For most of my life, whenever I was confronted with extreme emotion - especially the loud, yelling kind - I would shiver like a chihuahua and search desperately for the nearest exit. Not this time. There were some opinions this weekend about how I live my life and they were vehement. Maybe I shouldn't be proud of standing up, shouting straight in someone's face. But I am proud. I gave as good as I got and I didn't sit there and take what was thrown at me - something I did in different situations for a reasonable portion of my twenties. Taking someone else's story as fact, especially someone else's story about you, can be poisonous and that poison can eat away at your soul. I know, because I had to spend the first half of my thirties collecting pieces of myself from where I'd abandoned them, chewed up and forgotten. Obviously, someone else's opinions and stories won't bother you unless you see a nugget of truth in them. That's when other people's opinions - as infuriating as they can be - are valuable. They can shine a light on a part of you that needs attention and love.

What needs attention and love right now is me.

You can't ignore a child and expect them to flourish, you can't ignore your career and expect it to expand, you can't ignore a houseplant and expect it to be all perky and green.

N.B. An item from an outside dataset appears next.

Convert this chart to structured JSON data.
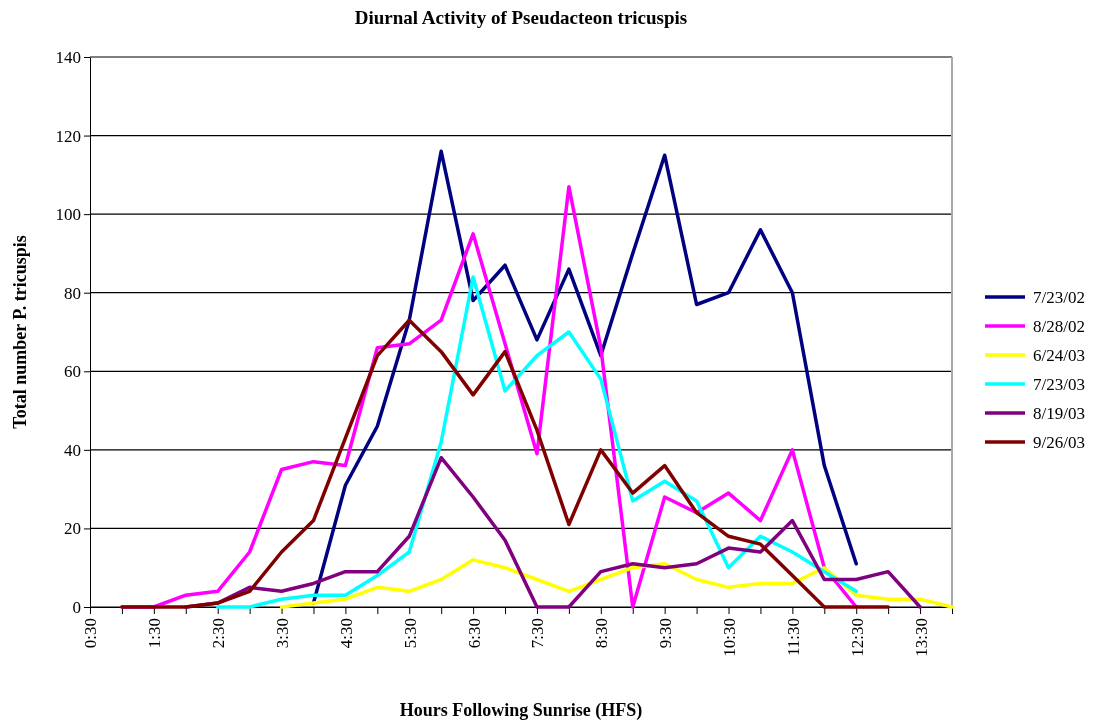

You can't ignore yourself - your real self, whatever that means to you - and expect to thrive.

I need to surrender my habit of allowing my worth to be determined by outside factors. I need to surrender the fear that makes that possible - the fear of not being enough, the fear of not doing enough, the fear of not doing it right. Because when I judge my value by based on what I've written, the zeros in my bank balance, how my family thinks of me, how men think of me, it detracts from me.

When I get caught in a loop like this, it's like I float out of my body. I go about my life. I look before I cross the street, I answer email, I do the dishes. But I'm not conscious of any of it. My brain is so far lost in what has happened or what might happen that I have no idea what is happening.

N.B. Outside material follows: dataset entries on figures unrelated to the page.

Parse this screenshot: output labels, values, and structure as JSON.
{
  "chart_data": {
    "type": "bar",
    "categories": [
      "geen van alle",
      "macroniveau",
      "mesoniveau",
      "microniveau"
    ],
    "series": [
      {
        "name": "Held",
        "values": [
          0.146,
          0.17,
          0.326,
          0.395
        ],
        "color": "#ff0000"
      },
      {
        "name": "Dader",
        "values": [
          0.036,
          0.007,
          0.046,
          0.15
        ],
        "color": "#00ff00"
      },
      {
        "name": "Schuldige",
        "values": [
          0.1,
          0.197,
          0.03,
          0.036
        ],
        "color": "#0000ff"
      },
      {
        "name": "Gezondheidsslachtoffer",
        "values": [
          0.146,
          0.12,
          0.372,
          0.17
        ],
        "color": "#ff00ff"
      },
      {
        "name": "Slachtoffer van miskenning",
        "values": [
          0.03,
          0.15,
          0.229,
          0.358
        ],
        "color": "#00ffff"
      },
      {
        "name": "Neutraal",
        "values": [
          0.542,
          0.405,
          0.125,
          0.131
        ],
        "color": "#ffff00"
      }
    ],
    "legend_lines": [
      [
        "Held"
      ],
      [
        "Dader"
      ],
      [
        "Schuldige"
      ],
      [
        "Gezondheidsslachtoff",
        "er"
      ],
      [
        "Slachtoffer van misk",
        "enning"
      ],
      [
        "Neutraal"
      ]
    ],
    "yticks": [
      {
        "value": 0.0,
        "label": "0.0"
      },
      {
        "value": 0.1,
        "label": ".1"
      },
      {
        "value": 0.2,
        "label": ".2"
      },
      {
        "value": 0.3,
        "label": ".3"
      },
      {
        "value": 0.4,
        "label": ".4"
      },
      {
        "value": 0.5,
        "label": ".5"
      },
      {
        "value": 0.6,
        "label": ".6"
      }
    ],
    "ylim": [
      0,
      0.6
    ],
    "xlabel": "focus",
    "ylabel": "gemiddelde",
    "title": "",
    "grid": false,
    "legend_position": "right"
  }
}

That's why I'm proud of myself for being angry. It took me a long time to learn how to be that present with my emotions or that willing to share them. I dropped right into what was happening and anger is was what I found. It felt pure, somehow. It was a pure emotion that burned through me and I allowed the fire to the surface, instead of letting it blacken my internal organs. Without even trying, I fought fair. I was mad, but I didn't hurl accusations or character denigrations. I just let how I was feeling in that moment fly.

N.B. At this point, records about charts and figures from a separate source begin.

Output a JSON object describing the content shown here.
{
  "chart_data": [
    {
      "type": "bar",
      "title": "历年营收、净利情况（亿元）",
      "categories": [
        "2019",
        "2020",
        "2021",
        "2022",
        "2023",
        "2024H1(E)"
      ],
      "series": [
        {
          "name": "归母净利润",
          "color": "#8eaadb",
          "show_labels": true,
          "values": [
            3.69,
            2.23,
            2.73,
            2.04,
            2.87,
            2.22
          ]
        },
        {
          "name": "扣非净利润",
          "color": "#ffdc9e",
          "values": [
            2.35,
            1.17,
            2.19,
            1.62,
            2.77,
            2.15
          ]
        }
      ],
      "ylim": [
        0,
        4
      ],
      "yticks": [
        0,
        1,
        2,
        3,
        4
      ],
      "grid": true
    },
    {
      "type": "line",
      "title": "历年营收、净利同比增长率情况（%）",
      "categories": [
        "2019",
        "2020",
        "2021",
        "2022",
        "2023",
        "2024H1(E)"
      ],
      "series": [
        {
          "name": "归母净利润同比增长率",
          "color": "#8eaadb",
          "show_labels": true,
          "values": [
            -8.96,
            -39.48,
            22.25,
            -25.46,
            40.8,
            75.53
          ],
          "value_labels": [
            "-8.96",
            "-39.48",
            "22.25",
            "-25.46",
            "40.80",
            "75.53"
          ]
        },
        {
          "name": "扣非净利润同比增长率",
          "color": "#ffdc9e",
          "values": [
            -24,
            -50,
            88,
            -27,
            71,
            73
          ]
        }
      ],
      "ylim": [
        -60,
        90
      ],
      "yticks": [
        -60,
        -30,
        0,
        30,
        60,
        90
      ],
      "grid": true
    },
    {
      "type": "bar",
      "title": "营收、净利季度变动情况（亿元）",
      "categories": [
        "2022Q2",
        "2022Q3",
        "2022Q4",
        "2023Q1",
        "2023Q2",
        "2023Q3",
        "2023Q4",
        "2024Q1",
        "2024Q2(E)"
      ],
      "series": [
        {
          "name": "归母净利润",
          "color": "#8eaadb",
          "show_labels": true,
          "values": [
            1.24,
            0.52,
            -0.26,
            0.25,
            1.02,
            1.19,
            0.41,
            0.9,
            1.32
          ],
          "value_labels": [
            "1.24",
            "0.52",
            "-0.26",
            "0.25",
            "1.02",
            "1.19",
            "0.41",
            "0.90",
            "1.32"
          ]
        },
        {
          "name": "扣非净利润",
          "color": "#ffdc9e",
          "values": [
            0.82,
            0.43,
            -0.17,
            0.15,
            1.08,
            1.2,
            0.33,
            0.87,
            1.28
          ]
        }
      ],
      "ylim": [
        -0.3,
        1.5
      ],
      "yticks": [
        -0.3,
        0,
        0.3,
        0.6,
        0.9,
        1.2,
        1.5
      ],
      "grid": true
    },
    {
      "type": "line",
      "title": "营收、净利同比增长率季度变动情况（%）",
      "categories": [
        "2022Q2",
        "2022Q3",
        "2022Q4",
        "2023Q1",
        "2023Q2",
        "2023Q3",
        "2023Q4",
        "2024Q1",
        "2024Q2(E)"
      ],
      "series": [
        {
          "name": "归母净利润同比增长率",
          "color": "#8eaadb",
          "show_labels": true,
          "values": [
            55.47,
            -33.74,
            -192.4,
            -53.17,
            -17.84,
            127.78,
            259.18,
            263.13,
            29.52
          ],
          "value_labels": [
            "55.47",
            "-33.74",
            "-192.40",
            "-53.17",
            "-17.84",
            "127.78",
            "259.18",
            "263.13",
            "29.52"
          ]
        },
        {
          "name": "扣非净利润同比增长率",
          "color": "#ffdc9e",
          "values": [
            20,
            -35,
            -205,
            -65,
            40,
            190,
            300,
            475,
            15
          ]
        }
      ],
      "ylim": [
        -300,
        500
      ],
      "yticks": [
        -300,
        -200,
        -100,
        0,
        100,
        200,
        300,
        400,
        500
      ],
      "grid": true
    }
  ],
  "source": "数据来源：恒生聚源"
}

Now when I think about how to let go of identifying myself through other people's stories, I start to worry. Worry about how I can change that, how I can do it right, how I can be right so I can get what I want. Doing exactly what I'm trying to move away from.

But if I drop into the present moment, things start to feel clear. It's a crisp, sunny day in San Francisco. I'm sitting in a cafe with a latte and a bagel. I can see the sun shine on dark blue and bright green and warm orange. I can take a deep breath, my fingers can type, I have legs that can run, and a brain that can think - and then accept when it's time to stop thinking. I have plenty of money for the moment and ideas on how to extend that moment into the more socially acceptable future. I have a home today, I'll have a different home on Saturday, and I have several good options for homes in the future. I have friends who love me and things to look forward to. I have so much and, when I focus on that, it's hard to remember why I was worried in the first place.